BACKGROUND: Hypertensive disease in pregnancy remains the leading cause of maternal mortality in the Netherlands. Seventeen percent of the clinical pregnancies are complicated by hypertension and 2% by preeclampsia. The Dutch Society of Obstetrics and Gynaecology (NVOG) has developed evidence-based guidelines on the management of hypertension in pregnancy and chronic hypertension. Previous studies showed a low adherence rate to other NVOG guidelines and a large variation in usual care in the different hospitals. An explanation is that the NVOG has no general strategy of practical implementation and evaluation of its guidelines. The development of an effective and cost effective implementation strategy to improve adherence to the guidelines on hypertension in pregnancy is needed. METHODS/DESIGN: The objective of this study is to assess the cost effectiveness of an innovative implementation strategy of the NVOG guidelines on hypertension including a computerised decision support system (BOS) compared to a common strategy of professional audit and feedback.
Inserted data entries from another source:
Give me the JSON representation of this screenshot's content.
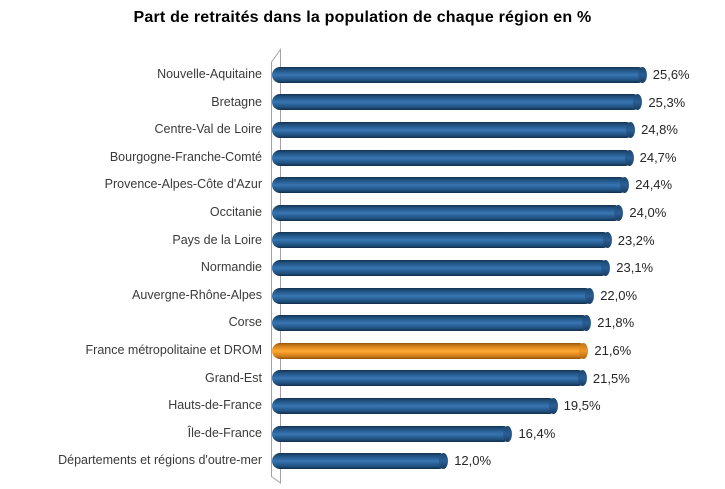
{
  "title": "Part de retraités dans la population de chaque région en %",
  "chart_data": {
    "type": "bar",
    "orientation": "horizontal",
    "style": "3d-cylinder",
    "title": "Part de retraités dans la population de chaque région en %",
    "xlabel": "",
    "ylabel": "",
    "unit": "%",
    "xlim": [
      0,
      26
    ],
    "grid": false,
    "legend": false,
    "categories": [
      "Nouvelle-Aquitaine",
      "Bretagne",
      "Centre-Val de Loire",
      "Bourgogne-Franche-Comté",
      "Provence-Alpes-Côte d'Azur",
      "Occitanie",
      "Pays de la Loire",
      "Normandie",
      "Auvergne-Rhône-Alpes",
      "Corse",
      "France métropolitaine et DROM",
      "Grand-Est",
      "Hauts-de-France",
      "Île-de-France",
      "Départements et régions d'outre-mer"
    ],
    "values": [
      25.6,
      25.3,
      24.8,
      24.7,
      24.4,
      24.0,
      23.2,
      23.1,
      22.0,
      21.8,
      21.6,
      21.5,
      19.5,
      16.4,
      12.0
    ],
    "value_labels": [
      "25,6%",
      "25,3%",
      "24,8%",
      "24,7%",
      "24,4%",
      "24,0%",
      "23,2%",
      "23,1%",
      "22,0%",
      "21,8%",
      "21,6%",
      "21,5%",
      "19,5%",
      "16,4%",
      "12,0%"
    ],
    "highlight_index": 10,
    "bar_color": "#2E6DA4",
    "highlight_color": "#F9A02B",
    "text_color": "#3A3A3A",
    "axis_wall_color": "#A3A3A3"
  }
}
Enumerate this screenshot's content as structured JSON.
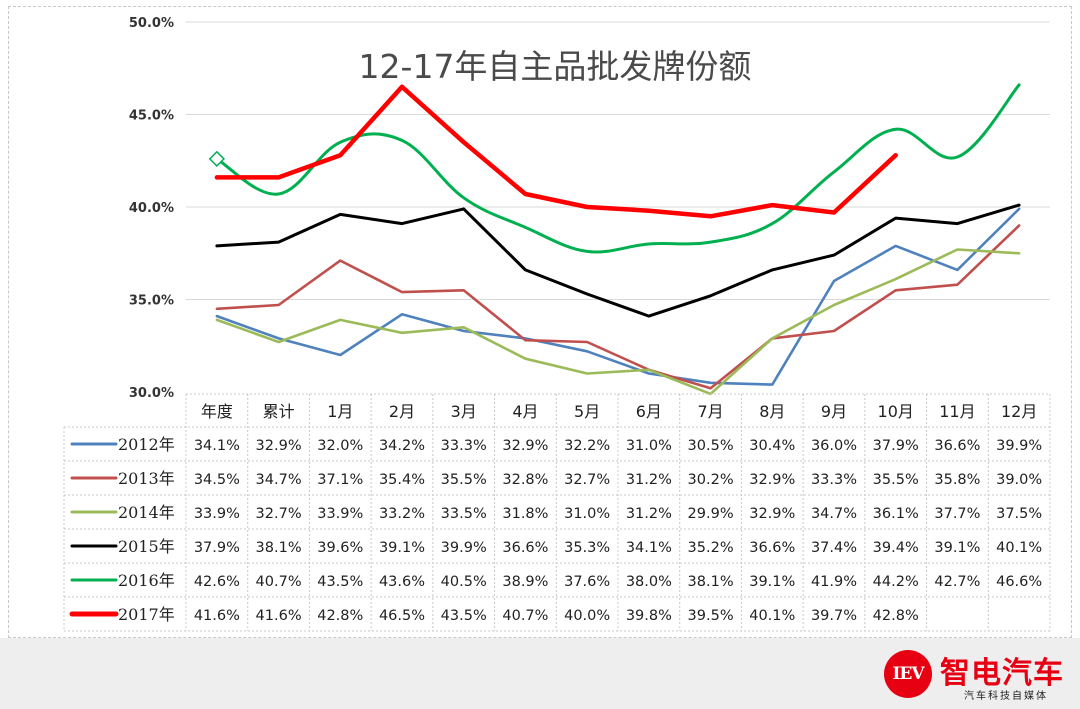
{
  "chart_data": {
    "type": "line",
    "title": "12-17年自主品批发牌份额",
    "xlabel": "",
    "ylabel": "",
    "categories": [
      "年度",
      "累计",
      "1月",
      "2月",
      "3月",
      "4月",
      "5月",
      "6月",
      "7月",
      "8月",
      "9月",
      "10月",
      "11月",
      "12月"
    ],
    "ylim": [
      30,
      50
    ],
    "yticks": [
      "30.0%",
      "35.0%",
      "40.0%",
      "45.0%",
      "50.0%"
    ],
    "grid": true,
    "legend": "bottom-table",
    "series": [
      {
        "name": "2012年",
        "color": "#4f81bd",
        "values": [
          34.1,
          32.9,
          32.0,
          34.2,
          33.3,
          32.9,
          32.2,
          31.0,
          30.5,
          30.4,
          36.0,
          37.9,
          36.6,
          39.9
        ],
        "labels": [
          "34.1%",
          "32.9%",
          "32.0%",
          "34.2%",
          "33.3%",
          "32.9%",
          "32.2%",
          "31.0%",
          "30.5%",
          "30.4%",
          "36.0%",
          "37.9%",
          "36.6%",
          "39.9%"
        ]
      },
      {
        "name": "2013年",
        "color": "#c0504d",
        "values": [
          34.5,
          34.7,
          37.1,
          35.4,
          35.5,
          32.8,
          32.7,
          31.2,
          30.2,
          32.9,
          33.3,
          35.5,
          35.8,
          39.0
        ],
        "labels": [
          "34.5%",
          "34.7%",
          "37.1%",
          "35.4%",
          "35.5%",
          "32.8%",
          "32.7%",
          "31.2%",
          "30.2%",
          "32.9%",
          "33.3%",
          "35.5%",
          "35.8%",
          "39.0%"
        ]
      },
      {
        "name": "2014年",
        "color": "#9bbb59",
        "values": [
          33.9,
          32.7,
          33.9,
          33.2,
          33.5,
          31.8,
          31.0,
          31.2,
          29.9,
          32.9,
          34.7,
          36.1,
          37.7,
          37.5
        ],
        "labels": [
          "33.9%",
          "32.7%",
          "33.9%",
          "33.2%",
          "33.5%",
          "31.8%",
          "31.0%",
          "31.2%",
          "29.9%",
          "32.9%",
          "34.7%",
          "36.1%",
          "37.7%",
          "37.5%"
        ]
      },
      {
        "name": "2015年",
        "color": "#000000",
        "values": [
          37.9,
          38.1,
          39.6,
          39.1,
          39.9,
          36.6,
          35.3,
          34.1,
          35.2,
          36.6,
          37.4,
          39.4,
          39.1,
          40.1
        ],
        "labels": [
          "37.9%",
          "38.1%",
          "39.6%",
          "39.1%",
          "39.9%",
          "36.6%",
          "35.3%",
          "34.1%",
          "35.2%",
          "36.6%",
          "37.4%",
          "39.4%",
          "39.1%",
          "40.1%"
        ]
      },
      {
        "name": "2016年",
        "color": "#00b050",
        "values": [
          42.6,
          40.7,
          43.5,
          43.6,
          40.5,
          38.9,
          37.6,
          38.0,
          38.1,
          39.1,
          41.9,
          44.2,
          42.7,
          46.6
        ],
        "labels": [
          "42.6%",
          "40.7%",
          "43.5%",
          "43.6%",
          "40.5%",
          "38.9%",
          "37.6%",
          "38.0%",
          "38.1%",
          "39.1%",
          "41.9%",
          "44.2%",
          "42.7%",
          "46.6%"
        ]
      },
      {
        "name": "2017年",
        "color": "#ff0000",
        "values": [
          41.6,
          41.6,
          42.8,
          46.5,
          43.5,
          40.7,
          40.0,
          39.8,
          39.5,
          40.1,
          39.7,
          42.8,
          null,
          null
        ],
        "labels": [
          "41.6%",
          "41.6%",
          "42.8%",
          "46.5%",
          "43.5%",
          "40.7%",
          "40.0%",
          "39.8%",
          "39.5%",
          "40.1%",
          "39.7%",
          "42.8%",
          "",
          ""
        ]
      }
    ]
  },
  "brand": {
    "logo_text": "IEV",
    "name": "智电汽车",
    "slogan": "汽车科技自媒体"
  }
}
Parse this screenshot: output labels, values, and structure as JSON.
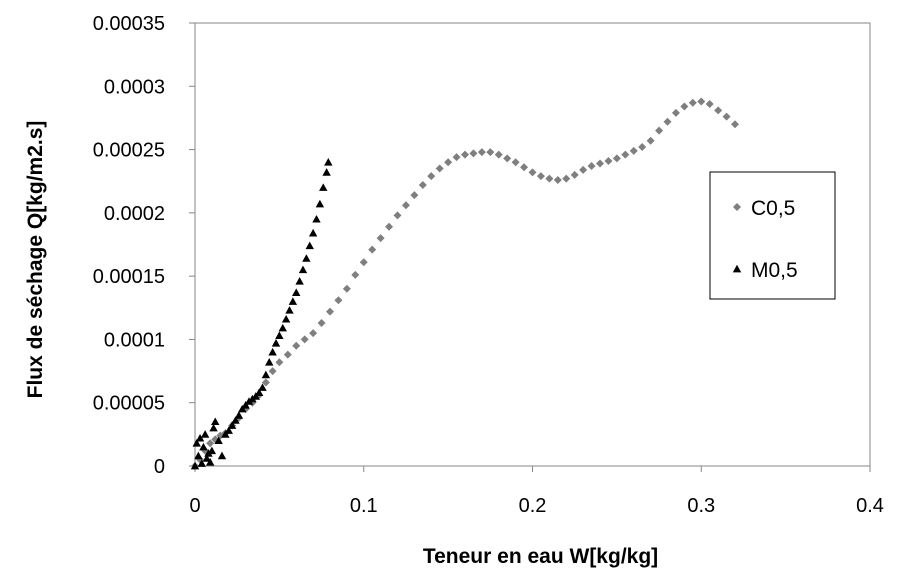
{
  "chart_data": {
    "type": "scatter",
    "title": "",
    "xlabel": "Teneur en eau W[kg/kg]",
    "ylabel": "Flux de séchage Q[kg/m2.s]",
    "xlim": [
      0,
      0.4
    ],
    "ylim": [
      0,
      0.00035
    ],
    "x_ticks": [
      "0",
      "0.1",
      "0.2",
      "0.3",
      "0.4"
    ],
    "y_ticks": [
      "0",
      "0.00005",
      "0.0001",
      "0.00015",
      "0.0002",
      "0.00025",
      "0.0003",
      "0.00035"
    ],
    "grid": false,
    "legend_position": "right",
    "series": [
      {
        "name": "C0,5",
        "marker": "diamond",
        "color": "#7f7f7f",
        "points": [
          [
            0.0,
            0.0
          ],
          [
            0.003,
            5e-06
          ],
          [
            0.006,
            1.2e-05
          ],
          [
            0.009,
            1.8e-05
          ],
          [
            0.012,
            2.1e-05
          ],
          [
            0.015,
            2.4e-05
          ],
          [
            0.018,
            2.6e-05
          ],
          [
            0.022,
            3.2e-05
          ],
          [
            0.026,
            3.8e-05
          ],
          [
            0.03,
            4.5e-05
          ],
          [
            0.034,
            5e-05
          ],
          [
            0.038,
            5.6e-05
          ],
          [
            0.042,
            6.6e-05
          ],
          [
            0.046,
            7.5e-05
          ],
          [
            0.05,
            8.2e-05
          ],
          [
            0.055,
            8.8e-05
          ],
          [
            0.06,
            9.5e-05
          ],
          [
            0.065,
            0.0001
          ],
          [
            0.07,
            0.000105
          ],
          [
            0.075,
            0.000113
          ],
          [
            0.08,
            0.000122
          ],
          [
            0.085,
            0.000131
          ],
          [
            0.09,
            0.00014
          ],
          [
            0.095,
            0.000151
          ],
          [
            0.1,
            0.000161
          ],
          [
            0.105,
            0.000171
          ],
          [
            0.11,
            0.00018
          ],
          [
            0.115,
            0.000189
          ],
          [
            0.12,
            0.000198
          ],
          [
            0.125,
            0.000206
          ],
          [
            0.13,
            0.000214
          ],
          [
            0.135,
            0.000222
          ],
          [
            0.14,
            0.000229
          ],
          [
            0.145,
            0.000235
          ],
          [
            0.15,
            0.00024
          ],
          [
            0.155,
            0.000244
          ],
          [
            0.16,
            0.000246
          ],
          [
            0.165,
            0.000247
          ],
          [
            0.17,
            0.000248
          ],
          [
            0.175,
            0.000248
          ],
          [
            0.18,
            0.000246
          ],
          [
            0.185,
            0.000243
          ],
          [
            0.19,
            0.00024
          ],
          [
            0.195,
            0.000236
          ],
          [
            0.2,
            0.000232
          ],
          [
            0.205,
            0.000229
          ],
          [
            0.21,
            0.000227
          ],
          [
            0.215,
            0.000226
          ],
          [
            0.22,
            0.000227
          ],
          [
            0.225,
            0.00023
          ],
          [
            0.23,
            0.000234
          ],
          [
            0.235,
            0.000237
          ],
          [
            0.24,
            0.000239
          ],
          [
            0.245,
            0.000241
          ],
          [
            0.25,
            0.000243
          ],
          [
            0.255,
            0.000246
          ],
          [
            0.26,
            0.000249
          ],
          [
            0.265,
            0.000252
          ],
          [
            0.27,
            0.000257
          ],
          [
            0.275,
            0.000265
          ],
          [
            0.28,
            0.000272
          ],
          [
            0.285,
            0.000279
          ],
          [
            0.29,
            0.000284
          ],
          [
            0.295,
            0.000287
          ],
          [
            0.3,
            0.000288
          ],
          [
            0.305,
            0.000286
          ],
          [
            0.31,
            0.000281
          ],
          [
            0.315,
            0.000276
          ],
          [
            0.32,
            0.00027
          ]
        ]
      },
      {
        "name": "M0,5",
        "marker": "triangle",
        "color": "#000000",
        "points": [
          [
            0.0,
            0.0
          ],
          [
            0.001,
            1.8e-05
          ],
          [
            0.002,
            8e-06
          ],
          [
            0.003,
            2.2e-05
          ],
          [
            0.004,
            2e-06
          ],
          [
            0.005,
            1.5e-05
          ],
          [
            0.006,
            2.5e-05
          ],
          [
            0.007,
            6e-06
          ],
          [
            0.008,
            1e-05
          ],
          [
            0.009,
            3e-06
          ],
          [
            0.01,
            1.2e-05
          ],
          [
            0.011,
            3e-05
          ],
          [
            0.012,
            3.5e-05
          ],
          [
            0.014,
            2e-05
          ],
          [
            0.016,
            8e-06
          ],
          [
            0.018,
            2.5e-05
          ],
          [
            0.02,
            2.8e-05
          ],
          [
            0.022,
            3.2e-05
          ],
          [
            0.024,
            3.6e-05
          ],
          [
            0.026,
            4e-05
          ],
          [
            0.028,
            4.5e-05
          ],
          [
            0.03,
            4.8e-05
          ],
          [
            0.032,
            5.1e-05
          ],
          [
            0.034,
            5.3e-05
          ],
          [
            0.036,
            5.5e-05
          ],
          [
            0.038,
            5.8e-05
          ],
          [
            0.04,
            6.2e-05
          ],
          [
            0.042,
            7.2e-05
          ],
          [
            0.044,
            8.2e-05
          ],
          [
            0.046,
            9e-05
          ],
          [
            0.048,
            9.7e-05
          ],
          [
            0.05,
            0.000103
          ],
          [
            0.052,
            0.000109
          ],
          [
            0.054,
            0.000116
          ],
          [
            0.056,
            0.000123
          ],
          [
            0.058,
            0.00013
          ],
          [
            0.06,
            0.000137
          ],
          [
            0.062,
            0.000146
          ],
          [
            0.064,
            0.000155
          ],
          [
            0.066,
            0.000164
          ],
          [
            0.068,
            0.000174
          ],
          [
            0.07,
            0.000184
          ],
          [
            0.072,
            0.000195
          ],
          [
            0.074,
            0.000207
          ],
          [
            0.076,
            0.00022
          ],
          [
            0.078,
            0.000232
          ],
          [
            0.079,
            0.00024
          ]
        ]
      }
    ]
  }
}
A cluster randomised controlled trial with an economic evaluation alongside will be performed. Both pregnant women who develop severe hypertension or pre-eclampsia and professionals involved in the care for these women will participate. The main outcome measures are a combined rate of major maternal complications and process indicators extracted from the guidelines. A total of 472 patients will be included in both groups. For analysis, descriptive as well as regression techniques will be used. A cost effectiveness and cost utility analysis will be performed according to the intention-to-treat principle and from a societal perspective. Cost effectiveness ratios will be calculated using bootstrapping techniques.